Kieran met Prime's gaze.

"Because this isn't about killing gods."

Prime's breathing steadied slowly.

"Then what is it about?"

Kieran stood.

"Teaching them how to bleed."

Outside—

The Graylands trembled.

Not from divine wrath.

From rumor.

Word spread that Prime had fallen.

That he fought without power.

That he could be hurt.

Faith metrics in Virellion fluctuated violently.

Not collapsing.

But shaking.

Because perfection had cracked.

And the crack was visible.

Vael watched from a distant ridge.

He had not intervened.

He had not orchestrated the attack.

This was natural consequence.

But as he observed Prime being carried eastward by Seris—

And Kieran walking alone in the opposite direction—

Something shifted in his expression.

"They still fight for control," one of his followers said.

Vael nodded slowly.

"Yes."

"And you?"

He looked at the silent sky.

"I fight for absence."

That night, Prime awoke in Virellion.

The moment he crossed the border—

His interface returned.

Golden light surged.

Wound fully healed in less than a second.

Pain erased.

Metrics restored.

The chamber filled with relief.

Strategists exhaled.

Faith stabilized.

But Prime remained seated on the edge of his bed.

Quiet.

He touched the spot where the blade had entered.

No scar remained.

But he remembered.

The weight.

The weakness.

The fear.

And something else.

Gratitude.

Kieran had saved him.

Without converting him.

Without demanding loyalty.

Without extracting anything.

That unsettled him more than the wound ever had.
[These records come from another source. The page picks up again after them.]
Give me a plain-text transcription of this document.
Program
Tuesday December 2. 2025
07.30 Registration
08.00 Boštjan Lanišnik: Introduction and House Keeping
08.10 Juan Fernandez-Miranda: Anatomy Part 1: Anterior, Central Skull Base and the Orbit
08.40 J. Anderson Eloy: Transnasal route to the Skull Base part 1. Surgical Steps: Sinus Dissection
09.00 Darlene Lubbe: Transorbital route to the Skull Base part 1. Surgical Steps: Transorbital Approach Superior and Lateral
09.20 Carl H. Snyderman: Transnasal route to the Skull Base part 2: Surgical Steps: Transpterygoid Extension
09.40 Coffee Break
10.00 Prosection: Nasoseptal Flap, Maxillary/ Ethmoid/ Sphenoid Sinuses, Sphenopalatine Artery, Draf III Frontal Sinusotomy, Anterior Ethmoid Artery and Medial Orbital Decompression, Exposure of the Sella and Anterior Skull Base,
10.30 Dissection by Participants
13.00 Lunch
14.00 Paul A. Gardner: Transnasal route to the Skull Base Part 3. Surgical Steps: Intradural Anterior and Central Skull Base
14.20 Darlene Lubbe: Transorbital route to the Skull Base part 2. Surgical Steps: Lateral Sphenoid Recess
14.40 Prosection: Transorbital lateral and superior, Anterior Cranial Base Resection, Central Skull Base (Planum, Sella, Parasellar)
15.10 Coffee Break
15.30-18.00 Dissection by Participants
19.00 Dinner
In Eliath, Kieran collapsed in private.

Soul Integrity: 55%.

The Void churned.

Not angry.

Confused.

You preserved the instrument of your opposition.

"I preserved a man."

He will continue to resist you.

"Good."

Nihra fell silent.

Because somewhere deep in the Void—

Something understood.

If Prime had died—

The System would have replaced him.

Stronger.

Colder.

Less human.

Now?

It had to reckon with a god who had felt mortality.

And that was far more dangerous.

Deep beneath the Graylands shrine—

The ancient presence stirred again.

It had felt Prime bleed.

Felt Kieran choose restraint.

Felt Vael reject everything.

Three philosophies.

Three fractures.

The world was destabilizing beautifully.

And something ancient hungered not for control—

Not for absence—

But for collapse.

The sky over the Graylands remained silent.

But the earth beneath it began to crack.